U bevindt zich nu in de zogenaamde “hielpositie”. Probeer in deze positie uw tenen naar de punt van uw lichaam te trekken neus- zo veel mogelijk, aangezien dit zal resulteren in extra flexie van de enkel gewrichten. Ga dan weer rechtop staan ​​zodat de tenen van je voeten naar de grond toe bewegen.

Zorg ervoor dat de tenen de vloer nooit volledig raken. Het helpt als je je voorstelt dat de vloer kwetsbaar is. Herhaal de hierboven beschreven oefening 15-20 keer. Gun uzelf een korte pauze voordat de volgende oefening wordt uitgevoerd.

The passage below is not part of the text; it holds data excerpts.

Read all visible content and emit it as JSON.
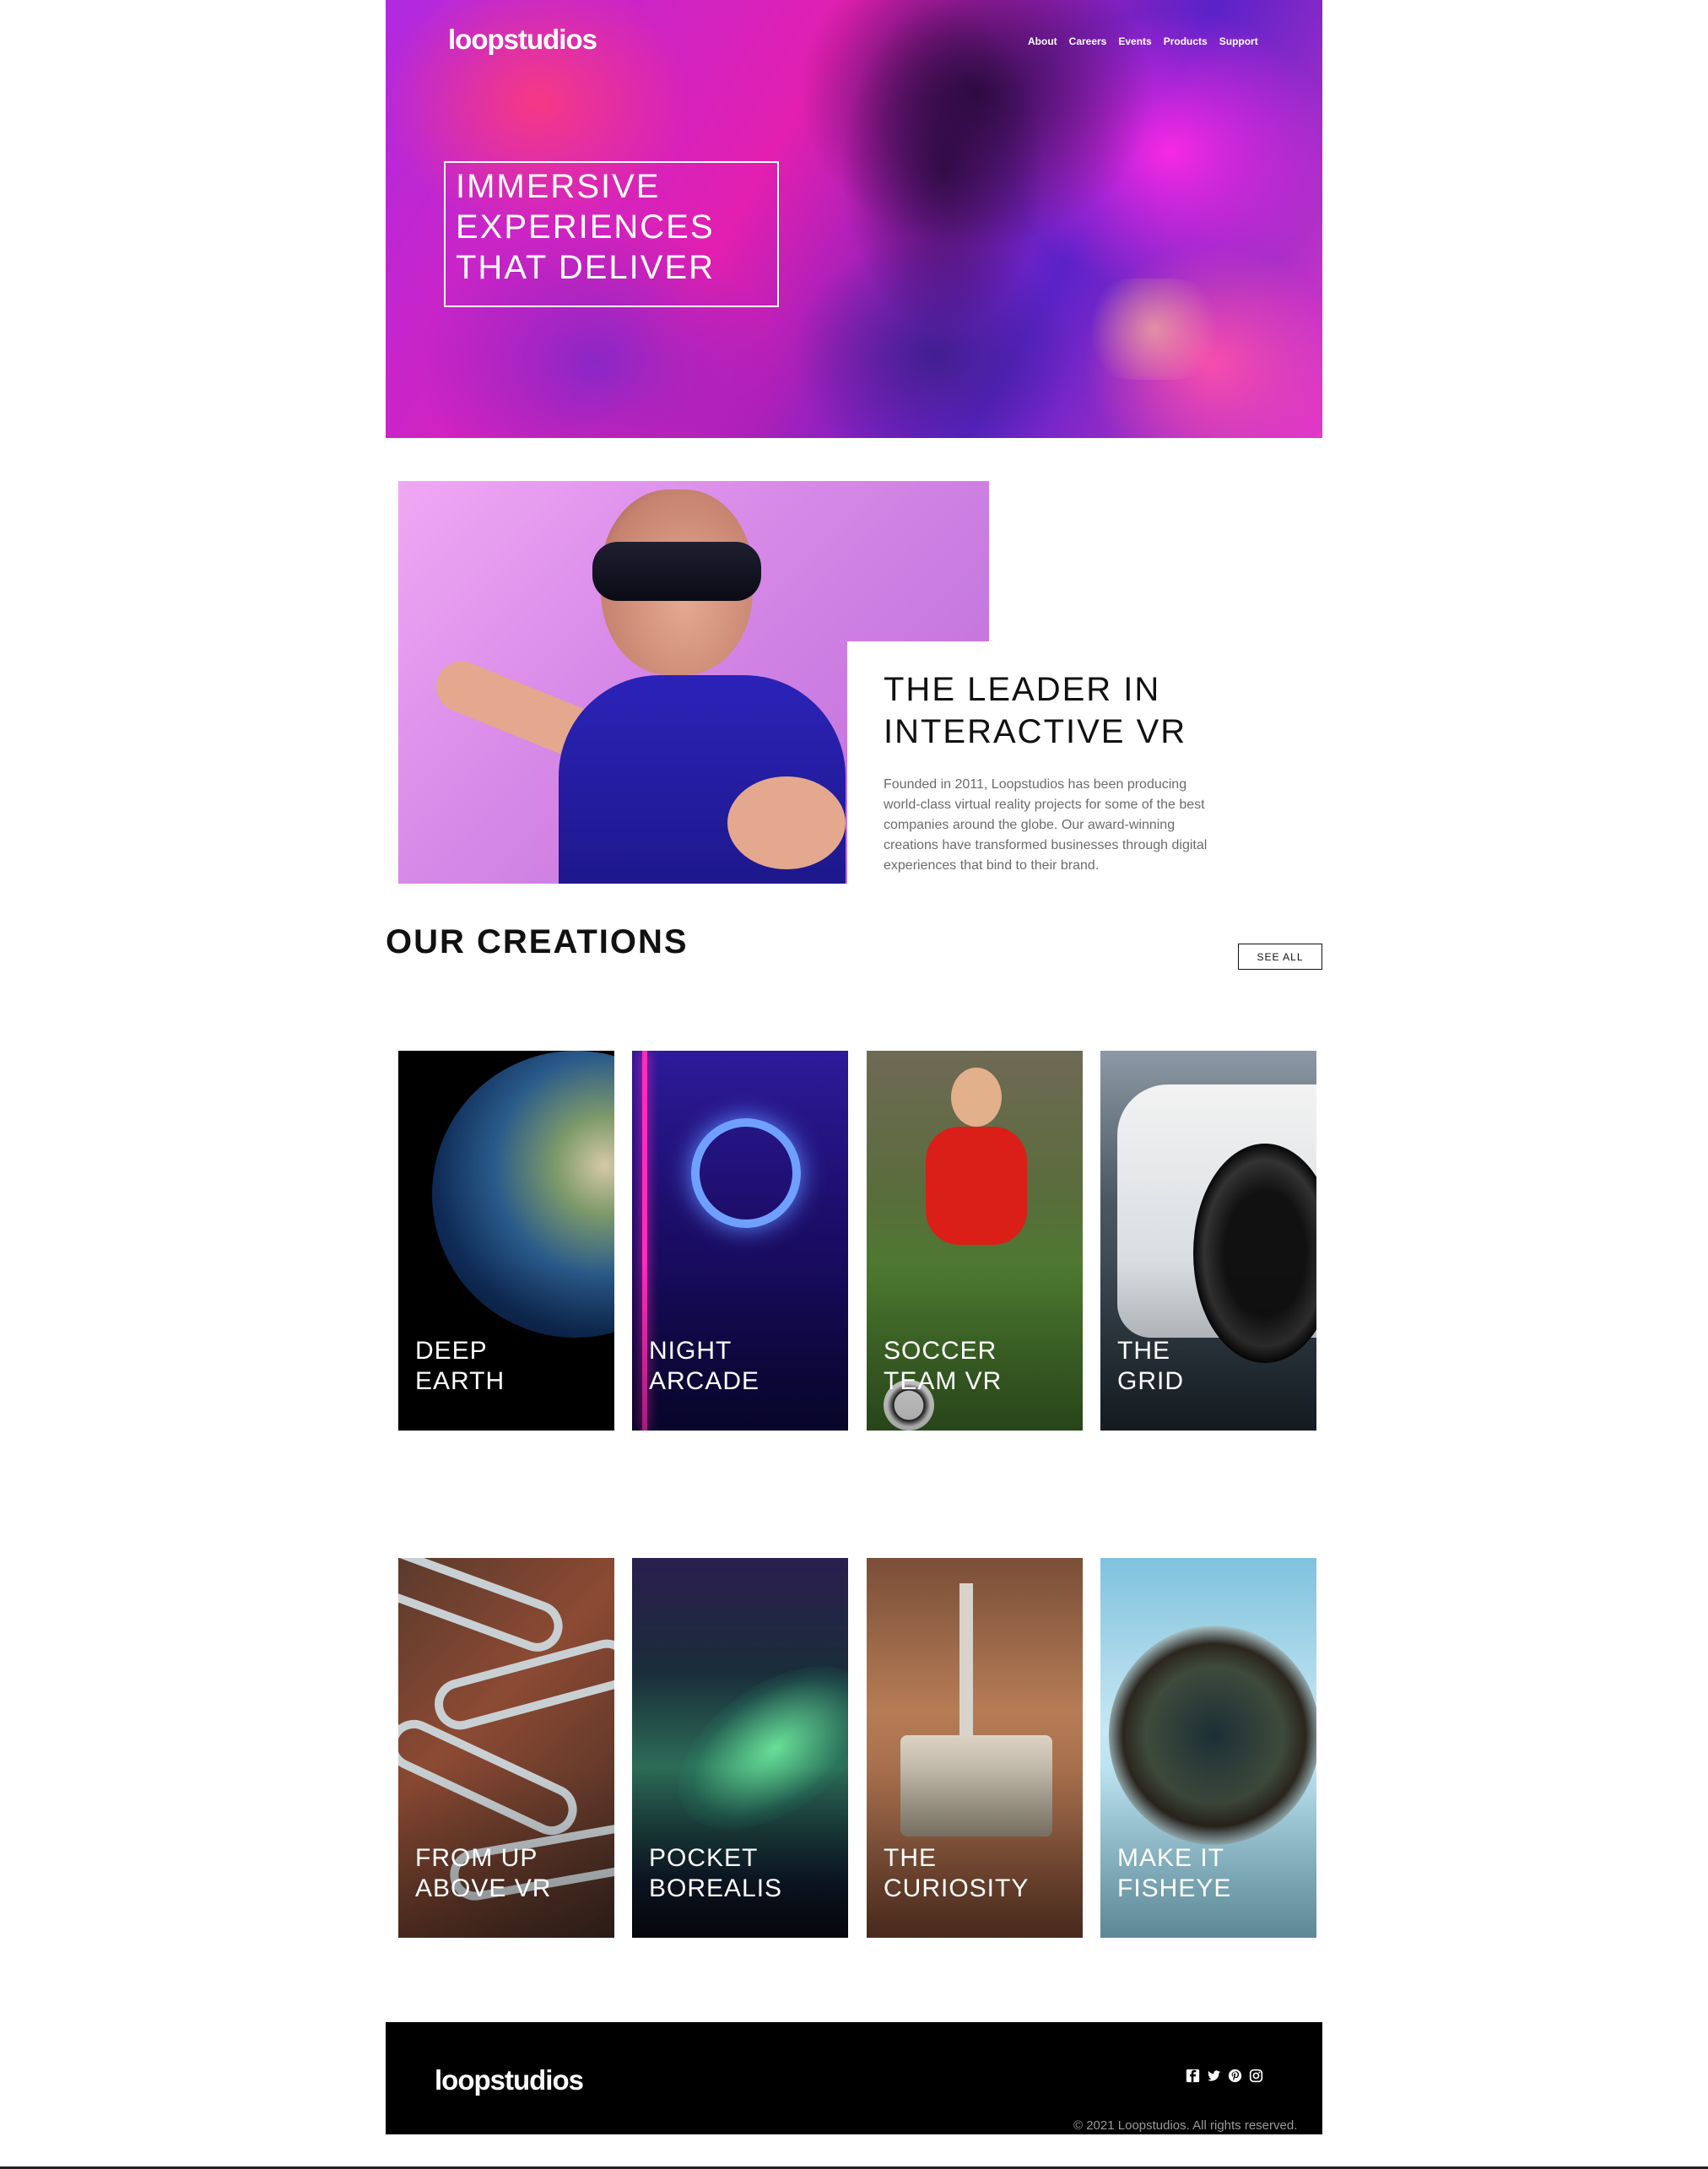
{
  "header": {
    "logo": "loopstudios",
    "nav": [
      "About",
      "Careers",
      "Events",
      "Products",
      "Support"
    ]
  },
  "hero": {
    "lines": [
      "IMMERSIVE",
      "EXPERIENCES",
      "THAT DELIVER"
    ]
  },
  "intro": {
    "title_lines": [
      "THE LEADER IN",
      "INTERACTIVE VR"
    ],
    "text": "Founded in 2011, Loopstudios has been producing world-class virtual reality projects for some of the best companies around the globe. Our award-winning creations have transformed businesses through digital experiences that bind to their brand."
  },
  "creations": {
    "title": "OUR CREATIONS",
    "see_all": "SEE ALL",
    "items": [
      {
        "l1": "DEEP",
        "l2": "EARTH"
      },
      {
        "l1": "NIGHT",
        "l2": "ARCADE"
      },
      {
        "l1": "SOCCER",
        "l2": "TEAM VR"
      },
      {
        "l1": "THE",
        "l2": "GRID"
      },
      {
        "l1": "FROM UP",
        "l2": "ABOVE VR"
      },
      {
        "l1": "POCKET",
        "l2": "BOREALIS"
      },
      {
        "l1": "THE",
        "l2": "CURIOSITY"
      },
      {
        "l1": "MAKE IT",
        "l2": "FISHEYE"
      }
    ]
  },
  "footer": {
    "logo": "loopstudios",
    "socials": [
      "facebook-icon",
      "twitter-icon",
      "pinterest-icon",
      "instagram-icon"
    ],
    "copyright": "© 2021 Loopstudios. All rights reserved."
  }
}
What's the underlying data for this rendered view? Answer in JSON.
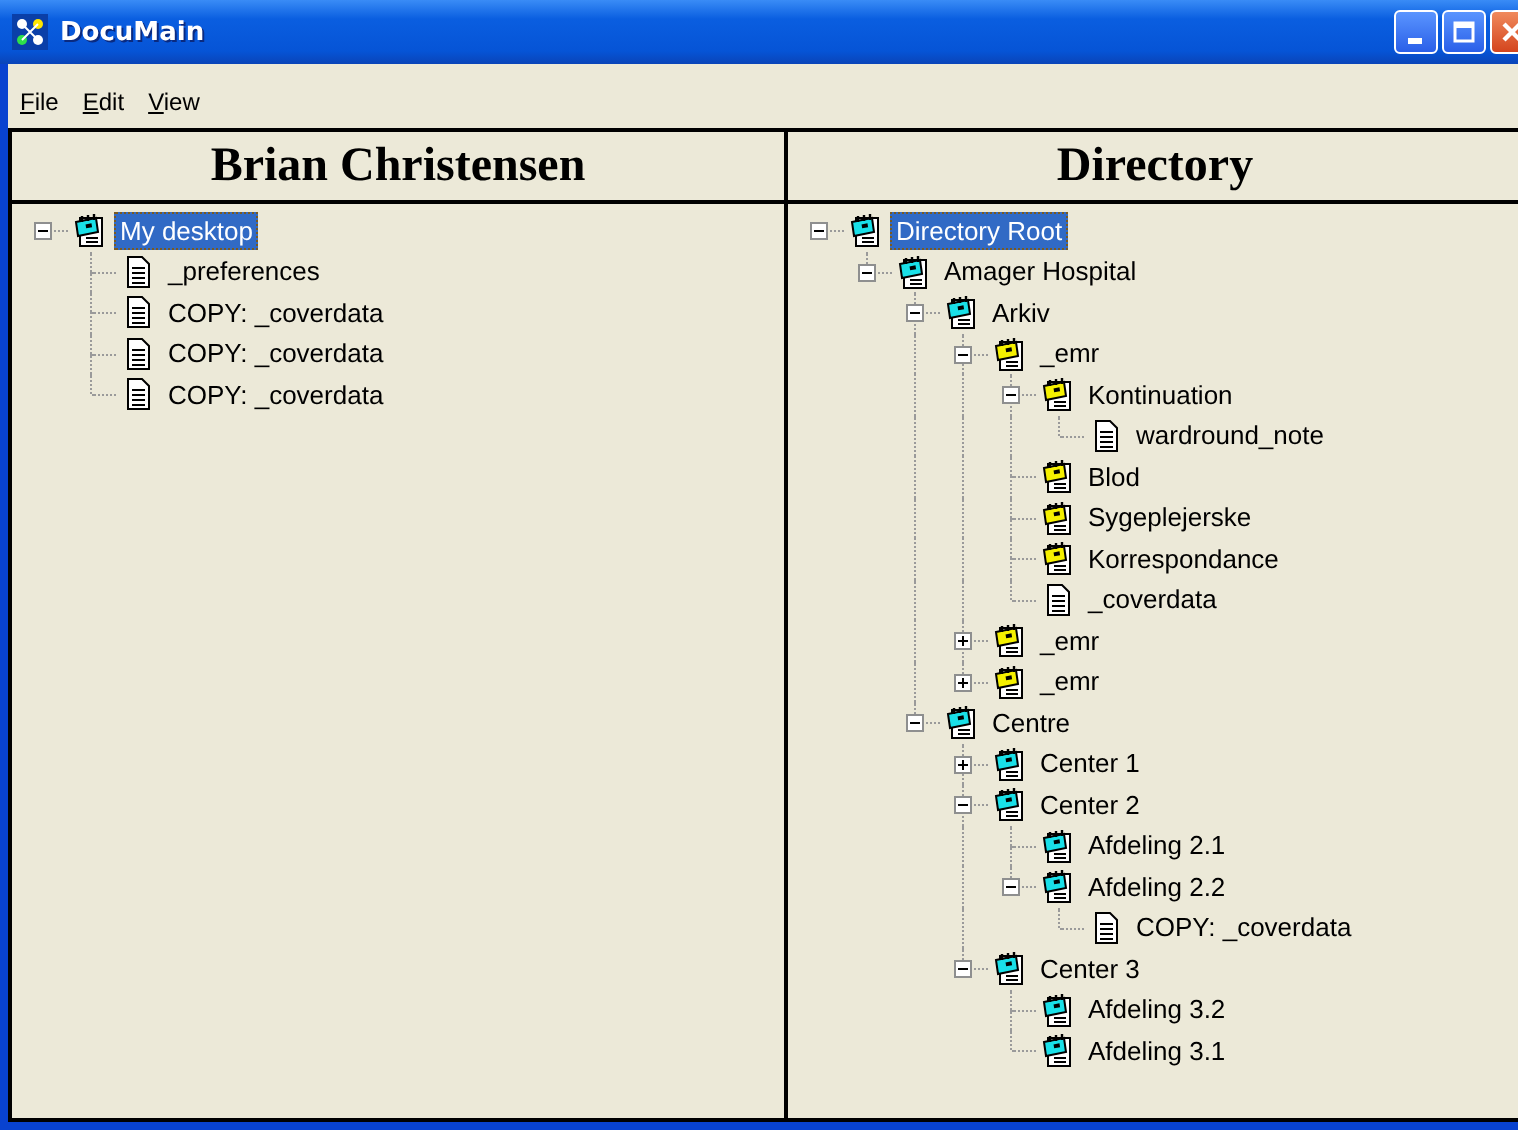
{
  "window": {
    "title": "DocuMain"
  },
  "menu": [
    {
      "label": "File"
    },
    {
      "label": "Edit"
    },
    {
      "label": "View"
    }
  ],
  "panels": [
    {
      "heading": "Brian Christensen",
      "tree": [
        {
          "label": "My desktop",
          "kind": "folder",
          "color": "#19e0e8",
          "expanded": true,
          "selected": true,
          "children": [
            {
              "label": "_preferences",
              "kind": "doc",
              "selected": false
            },
            {
              "label": "COPY: _coverdata",
              "kind": "doc",
              "selected": false
            },
            {
              "label": "COPY: _coverdata",
              "kind": "doc",
              "selected": false
            },
            {
              "label": "COPY: _coverdata",
              "kind": "doc",
              "selected": false
            }
          ]
        }
      ]
    },
    {
      "heading": "Directory",
      "tree": [
        {
          "label": "Directory Root",
          "kind": "folder",
          "color": "#19e0e8",
          "expanded": true,
          "selected": true,
          "children": [
            {
              "label": "Amager Hospital",
              "kind": "folder",
              "color": "#19e0e8",
              "expanded": true,
              "selected": false,
              "children": [
                {
                  "label": "Arkiv",
                  "kind": "folder",
                  "color": "#19e0e8",
                  "expanded": true,
                  "selected": false,
                  "children": [
                    {
                      "label": "_emr",
                      "kind": "folder",
                      "color": "#f5f000",
                      "expanded": true,
                      "selected": false,
                      "children": [
                        {
                          "label": "Kontinuation",
                          "kind": "folder",
                          "color": "#f5f000",
                          "expanded": true,
                          "selected": false,
                          "children": [
                            {
                              "label": "wardround_note",
                              "kind": "doc",
                              "selected": false
                            }
                          ]
                        },
                        {
                          "label": "Blod",
                          "kind": "folder",
                          "color": "#f5f000",
                          "selected": false
                        },
                        {
                          "label": "Sygeplejerske",
                          "kind": "folder",
                          "color": "#f5f000",
                          "selected": false
                        },
                        {
                          "label": "Korrespondance",
                          "kind": "folder",
                          "color": "#f5f000",
                          "selected": false
                        },
                        {
                          "label": "_coverdata",
                          "kind": "doc",
                          "selected": false
                        }
                      ]
                    },
                    {
                      "label": "_emr",
                      "kind": "folder",
                      "color": "#f5f000",
                      "expanded": false,
                      "selected": false
                    },
                    {
                      "label": "_emr",
                      "kind": "folder",
                      "color": "#f5f000",
                      "expanded": false,
                      "selected": false
                    }
                  ]
                },
                {
                  "label": "Centre",
                  "kind": "folder",
                  "color": "#19e0e8",
                  "expanded": true,
                  "selected": false,
                  "children": [
                    {
                      "label": "Center 1",
                      "kind": "folder",
                      "color": "#19e0e8",
                      "expanded": false,
                      "selected": false
                    },
                    {
                      "label": "Center 2",
                      "kind": "folder",
                      "color": "#19e0e8",
                      "expanded": true,
                      "selected": false,
                      "children": [
                        {
                          "label": "Afdeling 2.1",
                          "kind": "folder",
                          "color": "#19e0e8",
                          "selected": false
                        },
                        {
                          "label": "Afdeling 2.2",
                          "kind": "folder",
                          "color": "#19e0e8",
                          "expanded": true,
                          "selected": false,
                          "children": [
                            {
                              "label": "COPY: _coverdata",
                              "kind": "doc",
                              "selected": false
                            }
                          ]
                        }
                      ]
                    },
                    {
                      "label": "Center 3",
                      "kind": "folder",
                      "color": "#19e0e8",
                      "expanded": true,
                      "selected": false,
                      "children": [
                        {
                          "label": "Afdeling 3.2",
                          "kind": "folder",
                          "color": "#19e0e8",
                          "selected": false
                        },
                        {
                          "label": "Afdeling 3.1",
                          "kind": "folder",
                          "color": "#19e0e8",
                          "selected": false
                        }
                      ]
                    }
                  ]
                }
              ]
            }
          ]
        }
      ]
    }
  ]
}
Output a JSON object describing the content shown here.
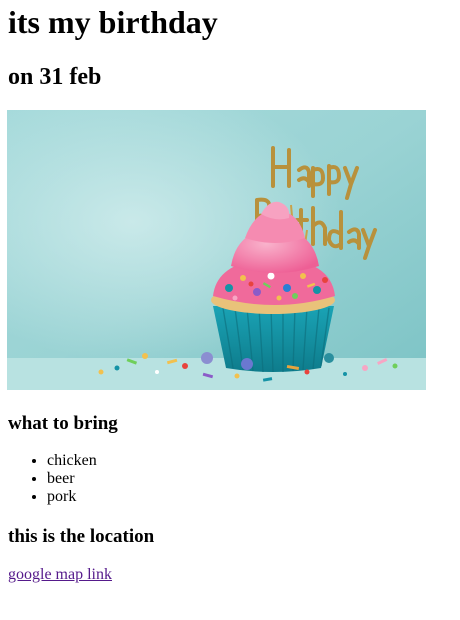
{
  "page": {
    "title": "its my birthday",
    "subtitle": "on 31 feb"
  },
  "image": {
    "subject": "cupcake",
    "banner_text": "Happy Birthday",
    "colors": {
      "background": "#9fd6d7",
      "frosting": "#f27aa8",
      "liner": "#1593a6",
      "cake": "#e9c27a",
      "topper": "#b58d3a"
    }
  },
  "bring": {
    "heading": "what to bring",
    "items": [
      "chicken",
      "beer",
      "pork"
    ]
  },
  "location": {
    "heading": "this is the location",
    "link_text": "google map link",
    "link_color": "#551a8b"
  }
}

Derde oefening Positioneer uzelf in de hielpositie zoals in oefening 1. Het is raadzaam om met uw rug tegen de muur te leunen, aangezien dit u zal helpen om stevig te staan. Trek opnieuw de tenen naar de punt van de neus- zoveel mogelijk en laat de voet dan naar de grond zakken.

Nu moet je ervoor zorgen dat je 2-3 cm voor de vloer stopt. Trek vervolgens vanuit deze positie uw tenen zo ver mogelijk naar achteren richting het puntje van uw neus. Het heffen en dalen moeten elkaar snel opvolgen en, indien mogelijk, mogen er geen lange pauzes zitten tussen de herhalingen.

Voer de procedures uit Til de tenen op - Laat de voet 15-20 keer zakken zoals in de eerste oefening. De reeds gepresenteerde oefeningen zijn voor beginners en zijn zeer geschikt voor beginners. Voor de volgende oefeningen geldt de enkel gewrichten moet al enigszins worden versterkt.

Dit wordt bereikt door de eerste en tweede oefening consequent twee tot drie weken te doen. Vierde oefening Ga op je hielen staan ​​en probeer er ongeveer 15 tot 20 meter overheen te lopen. Vijfde oefening Neem voor deze oefening de startpositie van de tweede oefening.

Til er een op voordat u begint been zodat uw gewicht slechts op één been ligt. Met het been op de grond voer je nu de procedures uit zoals beschreven in oefening 2. Herhaal dit 15 tot 20 keer.